Maternal Mental Health Week- The Village.
They say it takes a village to raise a child… and anyone who has had one will agree wholeheartedly. The impossible task of balancing being a mother, being your own woman, being a partner or wife, being a friend, having a career, keeping your house as clean as Mrs Hinch’s, getting in some form of exercise, eating something other than cereal… is just that. IMPOSSIBLE. (If you haven’t found @mrshinchhome then welcome to a new world!)
In order to keep a relative sense of calm and sanity, we are told to ask for help. To rely on those around us. To lean on our “village”. We know that we need to rely on people around us, to help us and assist us. We need someone to come and hold the baby so we can have a shower, or cook us a hearty vegetable based meal and wash up afterwards. We need someone to hug us and tell us it’s all going to be okay. It’s safe to say this doesn’t have to be the same person! The more people we can rely on the better.
In decades gone by, family units were larger and more compact. It was common place to have multigenerational homes and neighbourhoods, where parents and grandparents would often live in the same household if not the same street. This therefore provided a large selection of helpful volunteers to rely on. We didn’t even need to ask.
As the world around us has changed however, our villages have taken on a new shape.
We no longer have a traditional, closely located, convenient group of people to lean on when we are facing tantrums and sleepless nights and endless piles of washing. We do, however have instant access to hundreds of thousands of people all around the world if you choose to reach out to them.
We have forums and Facebook and WhatsApp and apps. We have Google searches and YouTube videos and blogs. We have an unprecedented amount of information and support available to us as mothers, but the question is how effective is this support if it can only be obtained through a screen?
Will a blog post from a fellow sleep deprived mum be as useful as a neighbour with a pasta bake? Will a YouTube review of reusable baby wipes be as beneficial as talking to a friend over coffee?
Increasingly we are becoming distant from human contact, from our village, on account of the modern and fast paced world we live in.
But there are other ways to build your village, using the internet and of the technology we have at our disposal.
As awareness of maternal mental health and specifically maternal mental health is increasing, so the village we all so desperately need is rebuilding itself. We have prenatal groups, connecting parents and often creating lifelong friendships. We have prenatal exercises classes, such as pregnancy yoga. The focus of groups such as these are to form a network around new mothers and new parents, whilst also providing them the tools to adjust to their new life.
Once our babies arrive into the world, there are seemingly limitless clubs and activities all for our children’s development, which can keep any new mum busy for weeks on end. But there are also hidden benefits to these as well. They are bonding social circles for parents. These weekly gatherings in the interest of our babies wellbeing are also life savers for maternal mental health.
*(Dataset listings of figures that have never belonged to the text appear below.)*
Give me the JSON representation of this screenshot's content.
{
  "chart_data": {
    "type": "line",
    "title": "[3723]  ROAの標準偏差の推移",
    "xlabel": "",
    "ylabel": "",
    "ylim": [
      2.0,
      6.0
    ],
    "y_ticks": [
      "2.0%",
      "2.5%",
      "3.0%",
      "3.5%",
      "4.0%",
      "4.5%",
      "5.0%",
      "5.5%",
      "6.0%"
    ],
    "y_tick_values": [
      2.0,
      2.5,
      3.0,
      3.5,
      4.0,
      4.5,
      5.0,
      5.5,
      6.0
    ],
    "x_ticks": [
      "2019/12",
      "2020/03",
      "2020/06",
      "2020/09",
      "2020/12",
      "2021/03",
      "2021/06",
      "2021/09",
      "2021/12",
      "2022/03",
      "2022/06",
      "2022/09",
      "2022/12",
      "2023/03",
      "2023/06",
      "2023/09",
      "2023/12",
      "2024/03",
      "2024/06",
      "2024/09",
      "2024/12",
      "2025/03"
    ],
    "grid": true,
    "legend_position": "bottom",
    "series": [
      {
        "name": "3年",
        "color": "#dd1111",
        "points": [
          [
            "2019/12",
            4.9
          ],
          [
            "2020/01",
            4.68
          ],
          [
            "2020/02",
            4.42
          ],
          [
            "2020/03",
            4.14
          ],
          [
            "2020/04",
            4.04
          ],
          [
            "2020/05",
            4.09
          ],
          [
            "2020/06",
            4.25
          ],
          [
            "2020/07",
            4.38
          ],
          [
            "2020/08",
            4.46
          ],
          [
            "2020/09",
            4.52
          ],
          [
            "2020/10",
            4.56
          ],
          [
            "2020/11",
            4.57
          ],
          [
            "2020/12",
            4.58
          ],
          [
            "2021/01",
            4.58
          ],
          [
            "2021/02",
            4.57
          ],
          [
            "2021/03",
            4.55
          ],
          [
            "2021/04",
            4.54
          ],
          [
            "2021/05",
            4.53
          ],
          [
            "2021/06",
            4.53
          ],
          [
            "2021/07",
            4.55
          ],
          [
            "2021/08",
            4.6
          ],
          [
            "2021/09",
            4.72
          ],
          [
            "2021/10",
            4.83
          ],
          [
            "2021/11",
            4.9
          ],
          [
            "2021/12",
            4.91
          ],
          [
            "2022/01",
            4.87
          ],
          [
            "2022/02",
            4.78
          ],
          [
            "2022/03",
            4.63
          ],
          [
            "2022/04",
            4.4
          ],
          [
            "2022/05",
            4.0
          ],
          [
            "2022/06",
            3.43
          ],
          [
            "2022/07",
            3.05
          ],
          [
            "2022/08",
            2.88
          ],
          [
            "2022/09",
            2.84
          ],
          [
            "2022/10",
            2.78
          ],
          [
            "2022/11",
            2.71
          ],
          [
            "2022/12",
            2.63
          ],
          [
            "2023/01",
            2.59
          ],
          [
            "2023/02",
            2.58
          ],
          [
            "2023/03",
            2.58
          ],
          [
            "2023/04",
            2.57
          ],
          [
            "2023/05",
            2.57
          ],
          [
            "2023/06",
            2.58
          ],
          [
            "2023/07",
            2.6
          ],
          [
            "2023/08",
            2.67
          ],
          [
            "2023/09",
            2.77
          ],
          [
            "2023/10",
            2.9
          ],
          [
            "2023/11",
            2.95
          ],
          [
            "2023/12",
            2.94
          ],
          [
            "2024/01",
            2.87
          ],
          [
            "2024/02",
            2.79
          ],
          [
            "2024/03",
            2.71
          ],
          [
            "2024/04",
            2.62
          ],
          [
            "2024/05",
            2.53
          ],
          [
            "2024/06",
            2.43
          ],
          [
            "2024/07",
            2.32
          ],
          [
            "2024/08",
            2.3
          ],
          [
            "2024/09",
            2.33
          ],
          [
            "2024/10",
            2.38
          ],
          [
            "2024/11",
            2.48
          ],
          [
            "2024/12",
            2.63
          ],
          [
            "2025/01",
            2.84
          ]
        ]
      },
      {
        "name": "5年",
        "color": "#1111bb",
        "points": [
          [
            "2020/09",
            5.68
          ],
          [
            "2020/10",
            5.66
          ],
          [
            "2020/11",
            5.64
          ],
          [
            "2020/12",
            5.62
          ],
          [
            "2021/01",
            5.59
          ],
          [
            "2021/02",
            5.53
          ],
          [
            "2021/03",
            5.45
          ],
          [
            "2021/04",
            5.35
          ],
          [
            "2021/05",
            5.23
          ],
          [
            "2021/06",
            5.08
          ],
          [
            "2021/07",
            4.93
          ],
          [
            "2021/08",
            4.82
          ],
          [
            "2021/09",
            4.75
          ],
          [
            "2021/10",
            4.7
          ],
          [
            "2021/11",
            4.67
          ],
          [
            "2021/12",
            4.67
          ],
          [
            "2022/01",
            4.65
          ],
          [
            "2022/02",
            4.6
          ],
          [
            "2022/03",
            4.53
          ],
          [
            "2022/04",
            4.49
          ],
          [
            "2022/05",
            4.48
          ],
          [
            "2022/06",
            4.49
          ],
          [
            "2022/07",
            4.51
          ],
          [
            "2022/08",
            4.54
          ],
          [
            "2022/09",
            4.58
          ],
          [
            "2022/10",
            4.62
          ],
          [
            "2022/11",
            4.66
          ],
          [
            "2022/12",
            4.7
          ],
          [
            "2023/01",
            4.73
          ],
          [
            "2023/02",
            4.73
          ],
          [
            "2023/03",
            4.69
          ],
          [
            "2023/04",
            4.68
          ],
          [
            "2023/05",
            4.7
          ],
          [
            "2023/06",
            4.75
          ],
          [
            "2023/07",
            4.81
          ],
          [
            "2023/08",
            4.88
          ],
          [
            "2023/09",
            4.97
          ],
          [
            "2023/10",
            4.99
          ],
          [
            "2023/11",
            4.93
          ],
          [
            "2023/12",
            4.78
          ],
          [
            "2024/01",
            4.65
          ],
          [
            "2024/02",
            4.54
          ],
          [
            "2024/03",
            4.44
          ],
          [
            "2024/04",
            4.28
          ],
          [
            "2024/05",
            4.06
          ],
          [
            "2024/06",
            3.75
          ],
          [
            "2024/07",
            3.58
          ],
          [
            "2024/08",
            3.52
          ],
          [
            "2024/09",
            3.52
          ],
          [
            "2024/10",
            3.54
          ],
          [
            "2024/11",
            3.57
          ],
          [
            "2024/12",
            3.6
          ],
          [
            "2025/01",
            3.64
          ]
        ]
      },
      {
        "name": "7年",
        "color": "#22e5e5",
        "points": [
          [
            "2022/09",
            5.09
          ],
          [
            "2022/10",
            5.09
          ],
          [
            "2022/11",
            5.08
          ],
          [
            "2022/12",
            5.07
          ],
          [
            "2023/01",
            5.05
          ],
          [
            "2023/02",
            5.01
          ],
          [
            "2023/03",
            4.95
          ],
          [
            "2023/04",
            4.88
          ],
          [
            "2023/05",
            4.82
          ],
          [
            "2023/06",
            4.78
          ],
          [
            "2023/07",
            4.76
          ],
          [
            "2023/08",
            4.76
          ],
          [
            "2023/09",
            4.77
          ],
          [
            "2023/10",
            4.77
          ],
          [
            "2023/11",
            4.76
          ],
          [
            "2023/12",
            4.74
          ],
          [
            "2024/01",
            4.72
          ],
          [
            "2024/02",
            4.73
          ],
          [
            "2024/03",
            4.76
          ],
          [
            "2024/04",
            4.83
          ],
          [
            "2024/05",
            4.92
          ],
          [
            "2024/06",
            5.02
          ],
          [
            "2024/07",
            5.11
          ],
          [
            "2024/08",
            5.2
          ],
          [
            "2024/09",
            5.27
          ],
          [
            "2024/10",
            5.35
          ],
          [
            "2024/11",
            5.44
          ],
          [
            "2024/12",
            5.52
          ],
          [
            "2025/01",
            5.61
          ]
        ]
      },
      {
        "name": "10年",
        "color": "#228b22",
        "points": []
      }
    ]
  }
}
There are 3 key post-natal mental health issues seen commonly in the 1 in 10 mums who suffer. They are; anxiety, depression and post traumatic stress disorder. Now the severity of these can vary widely and largely this is influenced by the support each mother has.
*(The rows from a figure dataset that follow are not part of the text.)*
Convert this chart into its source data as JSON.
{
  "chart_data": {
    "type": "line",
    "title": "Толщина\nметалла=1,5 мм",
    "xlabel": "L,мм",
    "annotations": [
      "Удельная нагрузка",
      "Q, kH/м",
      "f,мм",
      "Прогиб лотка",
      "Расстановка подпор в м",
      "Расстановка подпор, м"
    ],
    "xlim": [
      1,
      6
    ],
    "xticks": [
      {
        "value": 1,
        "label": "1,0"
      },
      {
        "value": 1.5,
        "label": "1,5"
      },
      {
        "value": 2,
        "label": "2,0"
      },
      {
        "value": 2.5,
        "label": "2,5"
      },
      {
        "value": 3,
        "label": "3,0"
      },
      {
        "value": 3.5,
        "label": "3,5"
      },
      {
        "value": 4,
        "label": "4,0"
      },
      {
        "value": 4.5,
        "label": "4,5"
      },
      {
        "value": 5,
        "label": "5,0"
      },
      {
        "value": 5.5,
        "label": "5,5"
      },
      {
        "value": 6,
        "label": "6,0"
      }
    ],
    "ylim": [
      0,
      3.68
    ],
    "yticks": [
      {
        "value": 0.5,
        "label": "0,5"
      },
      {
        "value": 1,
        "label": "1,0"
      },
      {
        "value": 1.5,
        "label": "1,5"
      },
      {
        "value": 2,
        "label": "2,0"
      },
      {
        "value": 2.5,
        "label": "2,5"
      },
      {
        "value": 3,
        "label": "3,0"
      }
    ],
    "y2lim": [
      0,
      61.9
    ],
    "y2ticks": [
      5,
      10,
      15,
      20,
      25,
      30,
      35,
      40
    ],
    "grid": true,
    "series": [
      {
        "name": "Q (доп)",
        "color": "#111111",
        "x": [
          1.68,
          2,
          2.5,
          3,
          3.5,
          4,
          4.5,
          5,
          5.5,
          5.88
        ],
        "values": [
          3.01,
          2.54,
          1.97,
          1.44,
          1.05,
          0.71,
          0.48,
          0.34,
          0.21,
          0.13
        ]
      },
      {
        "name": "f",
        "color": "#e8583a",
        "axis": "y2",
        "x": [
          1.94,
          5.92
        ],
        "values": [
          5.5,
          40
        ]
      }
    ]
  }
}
When a mother is without her village, she is isolated. She is left feeling alone and desperate. The way we all feel after just 45 minutes sleep after a night of heavy cluster feeding or when those pesky teeth just won’t cut through. Being left alone, cut off from support and from that validation that you are not the only one is one of the most detrimental things to maternal mental health issues.
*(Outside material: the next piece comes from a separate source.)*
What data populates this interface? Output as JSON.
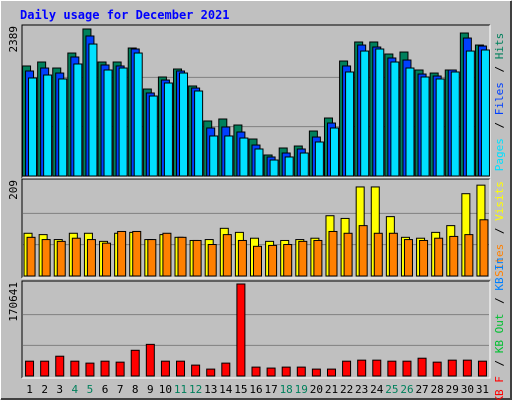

Being around others, getting exercise and fresh air, hearing from others experiences are all fantastic ways to help tackle maternal mental health issues. Talking openly about them is another hugely important one. As awareness of the importance of tackling maternal mental health rises, so does the conversation. The topics flow more easily and we become more readily able to spot the signs in other mothers and approach them. To break down that wall of isolation before it becomes a problem.
In this Instagram perfect, social media savvy world, it is all too easy to perceive what others display and feel like you’re the only one struggling. You’re the only one who doesn’t have friends to meet for coffee. But we are all in it together (Why not read this blog for a honest view on a post natal journey and how hard it can be! https://kalmalifeuk.co.uk/2019/01/15/im-no-pro-my-post-natal-journey/)
There is one thing we can do using the power of influencers and bloggers… we can build a village that invites ALL women in. To support each other from near and afar. To connect neighbours who didn’t know they had so much in common. To connect friends and build networks allowing us all to rely on each other a little more and stop striving for some ideal that doesn’t exist.
So, next time you’re at a baby club, a children activity, or just playing in the park, stop and ask yourself; am I a part of this village? Be the leader of the conversation if you’re brave enough and build your village around you and invite everyone in. Let’s build a strong support network for all mums and parents so that we can tackle maternal mental health issues together.